Le secret d'entreprise, ou l'économie sacralisée contre l'intérêt général

Deux décisions favorables aux grandes entreprises viennent d’être prises[...]. L'une introduit le « secret des affaires » dans le droit français. L'autre repousse l’adoption d’un « devoir de vigilance des sociétés-mères » qui aurait permis de poursuivre les entreprises dont les sous-traitants à l’étranger portent atteinte aux droits fondamentaux.
Une actualité originale de Reporterre

Le projet de loi Macron, du nom du ministre de l'Economie, semble très favorable aux grandes entreprises en punissant quiconque révélerait des informations, fussent-elles d'intérêt public.

[...]

Les lanceurs d’alerte fragilisés

Par ailleurs, le texte fragiliserait le droit des lanceurs d’alerte et des journalistes, comme l’explique le député écologiste Jean-Louis Roumégas qui a suivi le travail en commission :

« Je ne suis pas contre le principe [du secret des affaires], mais je pense qu’il faut l’encadrer, notamment pour ne pas qu’on puisse l’opposer aux lanceurs d’alerte et pour éviter les procédures dissuasives cherchant à empêcher la presse de travailler ».
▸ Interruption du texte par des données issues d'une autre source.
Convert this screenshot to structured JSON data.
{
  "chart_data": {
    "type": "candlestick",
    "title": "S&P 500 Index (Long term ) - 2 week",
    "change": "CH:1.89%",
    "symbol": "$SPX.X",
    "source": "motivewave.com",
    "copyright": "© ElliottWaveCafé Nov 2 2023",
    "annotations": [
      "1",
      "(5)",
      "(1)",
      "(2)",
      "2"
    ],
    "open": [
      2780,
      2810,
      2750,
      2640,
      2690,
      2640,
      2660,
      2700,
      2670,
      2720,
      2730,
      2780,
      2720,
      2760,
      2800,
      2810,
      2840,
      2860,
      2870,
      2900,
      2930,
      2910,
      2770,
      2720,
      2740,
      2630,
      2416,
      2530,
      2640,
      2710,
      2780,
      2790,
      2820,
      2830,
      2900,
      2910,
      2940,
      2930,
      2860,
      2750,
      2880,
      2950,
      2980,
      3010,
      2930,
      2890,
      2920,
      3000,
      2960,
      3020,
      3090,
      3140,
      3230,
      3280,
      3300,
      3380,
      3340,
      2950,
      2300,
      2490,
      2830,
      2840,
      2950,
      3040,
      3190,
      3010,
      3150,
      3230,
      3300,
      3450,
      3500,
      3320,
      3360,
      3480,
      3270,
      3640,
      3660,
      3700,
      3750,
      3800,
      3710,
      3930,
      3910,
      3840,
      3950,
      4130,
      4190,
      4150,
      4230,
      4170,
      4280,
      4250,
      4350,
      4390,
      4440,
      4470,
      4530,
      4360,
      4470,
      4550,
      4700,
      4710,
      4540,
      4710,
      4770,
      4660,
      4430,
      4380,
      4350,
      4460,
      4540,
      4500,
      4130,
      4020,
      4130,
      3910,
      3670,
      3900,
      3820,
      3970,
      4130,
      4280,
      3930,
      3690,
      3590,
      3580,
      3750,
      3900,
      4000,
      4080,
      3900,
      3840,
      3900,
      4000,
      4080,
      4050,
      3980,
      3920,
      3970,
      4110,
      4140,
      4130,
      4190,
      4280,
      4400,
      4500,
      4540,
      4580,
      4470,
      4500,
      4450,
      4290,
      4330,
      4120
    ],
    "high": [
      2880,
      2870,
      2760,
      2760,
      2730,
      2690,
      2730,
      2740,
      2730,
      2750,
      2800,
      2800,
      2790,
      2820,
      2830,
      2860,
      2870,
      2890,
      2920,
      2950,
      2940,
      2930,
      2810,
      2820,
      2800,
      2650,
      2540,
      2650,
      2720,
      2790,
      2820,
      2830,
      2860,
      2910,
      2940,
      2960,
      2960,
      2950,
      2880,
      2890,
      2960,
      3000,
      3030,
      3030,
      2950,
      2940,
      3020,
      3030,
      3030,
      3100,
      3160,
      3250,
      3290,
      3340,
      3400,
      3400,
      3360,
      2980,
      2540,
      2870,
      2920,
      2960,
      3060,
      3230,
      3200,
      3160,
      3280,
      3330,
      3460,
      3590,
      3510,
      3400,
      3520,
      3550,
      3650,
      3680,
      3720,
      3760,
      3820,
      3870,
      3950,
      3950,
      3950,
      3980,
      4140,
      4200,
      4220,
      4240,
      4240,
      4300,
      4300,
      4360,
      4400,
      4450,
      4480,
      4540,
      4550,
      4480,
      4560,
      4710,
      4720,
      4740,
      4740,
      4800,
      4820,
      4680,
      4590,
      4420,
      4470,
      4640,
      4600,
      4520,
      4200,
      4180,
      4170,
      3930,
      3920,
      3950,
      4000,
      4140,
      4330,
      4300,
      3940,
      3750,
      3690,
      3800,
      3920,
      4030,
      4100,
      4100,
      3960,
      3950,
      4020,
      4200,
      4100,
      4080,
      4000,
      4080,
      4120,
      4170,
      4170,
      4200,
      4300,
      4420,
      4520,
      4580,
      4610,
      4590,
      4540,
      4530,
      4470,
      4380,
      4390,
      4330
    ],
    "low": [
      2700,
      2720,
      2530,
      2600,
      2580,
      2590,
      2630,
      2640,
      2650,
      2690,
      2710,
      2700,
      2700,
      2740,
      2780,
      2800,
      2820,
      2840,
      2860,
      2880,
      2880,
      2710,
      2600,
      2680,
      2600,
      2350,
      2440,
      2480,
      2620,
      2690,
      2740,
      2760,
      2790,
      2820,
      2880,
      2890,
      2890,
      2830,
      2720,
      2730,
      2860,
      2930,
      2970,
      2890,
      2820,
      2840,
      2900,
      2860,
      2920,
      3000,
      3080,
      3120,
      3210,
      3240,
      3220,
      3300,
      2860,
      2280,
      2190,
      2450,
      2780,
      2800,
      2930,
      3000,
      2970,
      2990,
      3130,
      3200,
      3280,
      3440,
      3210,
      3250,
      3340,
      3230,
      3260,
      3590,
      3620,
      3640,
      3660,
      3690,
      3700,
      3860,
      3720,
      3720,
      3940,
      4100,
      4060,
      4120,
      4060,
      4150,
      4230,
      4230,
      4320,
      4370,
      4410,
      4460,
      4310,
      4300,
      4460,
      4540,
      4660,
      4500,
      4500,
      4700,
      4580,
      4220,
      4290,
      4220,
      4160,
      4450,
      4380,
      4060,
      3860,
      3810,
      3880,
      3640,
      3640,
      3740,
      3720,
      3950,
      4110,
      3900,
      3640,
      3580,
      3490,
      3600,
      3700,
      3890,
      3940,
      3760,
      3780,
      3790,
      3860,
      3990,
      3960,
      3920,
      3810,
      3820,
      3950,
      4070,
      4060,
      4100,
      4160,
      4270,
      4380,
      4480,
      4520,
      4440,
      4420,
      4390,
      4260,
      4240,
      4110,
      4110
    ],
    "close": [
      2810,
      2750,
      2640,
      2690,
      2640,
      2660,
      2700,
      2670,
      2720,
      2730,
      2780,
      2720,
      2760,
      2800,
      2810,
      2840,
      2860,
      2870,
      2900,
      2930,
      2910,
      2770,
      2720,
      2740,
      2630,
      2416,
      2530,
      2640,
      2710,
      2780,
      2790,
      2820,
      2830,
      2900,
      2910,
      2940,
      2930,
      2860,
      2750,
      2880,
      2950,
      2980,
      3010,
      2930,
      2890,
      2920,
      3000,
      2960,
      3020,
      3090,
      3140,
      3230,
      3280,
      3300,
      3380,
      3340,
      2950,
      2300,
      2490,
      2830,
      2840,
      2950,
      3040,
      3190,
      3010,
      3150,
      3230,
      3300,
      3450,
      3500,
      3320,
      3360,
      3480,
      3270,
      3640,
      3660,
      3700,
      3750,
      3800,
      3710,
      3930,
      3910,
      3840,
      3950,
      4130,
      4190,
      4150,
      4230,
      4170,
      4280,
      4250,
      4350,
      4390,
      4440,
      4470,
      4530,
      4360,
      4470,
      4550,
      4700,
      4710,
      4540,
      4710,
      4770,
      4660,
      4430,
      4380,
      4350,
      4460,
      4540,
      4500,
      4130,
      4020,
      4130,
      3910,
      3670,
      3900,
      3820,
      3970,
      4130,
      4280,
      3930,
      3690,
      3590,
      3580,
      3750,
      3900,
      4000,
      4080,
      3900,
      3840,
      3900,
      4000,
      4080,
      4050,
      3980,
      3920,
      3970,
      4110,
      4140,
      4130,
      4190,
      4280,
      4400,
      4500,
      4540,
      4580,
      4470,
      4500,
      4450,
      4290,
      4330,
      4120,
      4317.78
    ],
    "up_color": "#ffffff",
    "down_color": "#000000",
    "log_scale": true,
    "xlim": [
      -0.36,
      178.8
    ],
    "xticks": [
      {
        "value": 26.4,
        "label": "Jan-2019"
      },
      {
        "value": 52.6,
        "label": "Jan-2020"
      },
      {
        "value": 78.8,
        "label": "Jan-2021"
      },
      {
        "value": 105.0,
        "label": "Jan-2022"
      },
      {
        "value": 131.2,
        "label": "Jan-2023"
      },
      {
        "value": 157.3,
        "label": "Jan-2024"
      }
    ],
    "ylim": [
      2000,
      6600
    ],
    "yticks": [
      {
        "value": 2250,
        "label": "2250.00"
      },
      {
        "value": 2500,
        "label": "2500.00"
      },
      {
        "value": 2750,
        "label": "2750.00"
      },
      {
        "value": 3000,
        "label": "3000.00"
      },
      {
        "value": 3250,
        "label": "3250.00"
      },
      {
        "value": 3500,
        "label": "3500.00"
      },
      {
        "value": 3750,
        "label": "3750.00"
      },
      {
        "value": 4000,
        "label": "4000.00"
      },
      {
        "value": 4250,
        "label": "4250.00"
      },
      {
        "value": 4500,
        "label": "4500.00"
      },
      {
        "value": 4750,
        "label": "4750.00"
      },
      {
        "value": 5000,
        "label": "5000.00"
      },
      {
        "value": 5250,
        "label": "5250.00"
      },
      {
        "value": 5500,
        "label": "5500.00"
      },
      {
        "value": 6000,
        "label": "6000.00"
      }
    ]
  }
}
Selon Transparency International, « si le secret des affaires avait existé, Irène Frachon à l’origine du scandale du Mediator aurait pu être sanctionnée ».

L’amendement prévoit bien des exceptions au secret des affaires, notamment dans le cas où les faits sont « susceptibles de constituer des infractions aux lois et règlements en vigueur ». Mais cela ne suffit pas selon William Bourdon :

« Cette disposition n’est pas satisfaisante car il peut y avoir atteinte à la santé sans infraction à la loi ni au règlement. » Pour lui, la disposition juridique adéquate consisterait à fonder les exceptions sur « le vrai critère moderne » qu’est « l’atteinte à l’intérêt général ».

« Responsabiliser » les entreprises

Dans le même temps, une proposition de loi sur le devoir de vigilance des entreprises était étudiée, suscitant une forte attente chez des associations comme Sherpa, le Collectif Ethique sur l’étiquette, Indecosa CGT et Peuples Solidaires-ActionAid.

Selon l’exposé des motifs, son objectif était « d’instaurer une obligation de vigilance des sociétés mères et des entreprises donneuses d’ordre à l’égard de leurs filiales, sous-traitants et fournisseurs. Il s’agit de responsabiliser ainsi les sociétés transnationales afin d’empêcher la survenance de drames en France et à l’étranger et d’obtenir des réparations pour les victimes en cas de dommages portant atteinte aux droits humains et à l’environnement. »

Cette mesure constituerait un outil juridique important face à des entreprises dont les sous-traitants sont reconnus coupables de mauvais traitements envers leurs salariés. Il reviendrait alors à l’entreprise de montrer qu’elle a été vigilante sur les agissements du sous-traitant.

Les quatre associations mentionnées avaient notamment porté plainte contre Auchan suite à l’effondrement du Rana Plaza au Bangladesh et contre Samsung pour travail forcé d’enfants en Chine. Or les deux plaintes viennent d’être classées sans suite.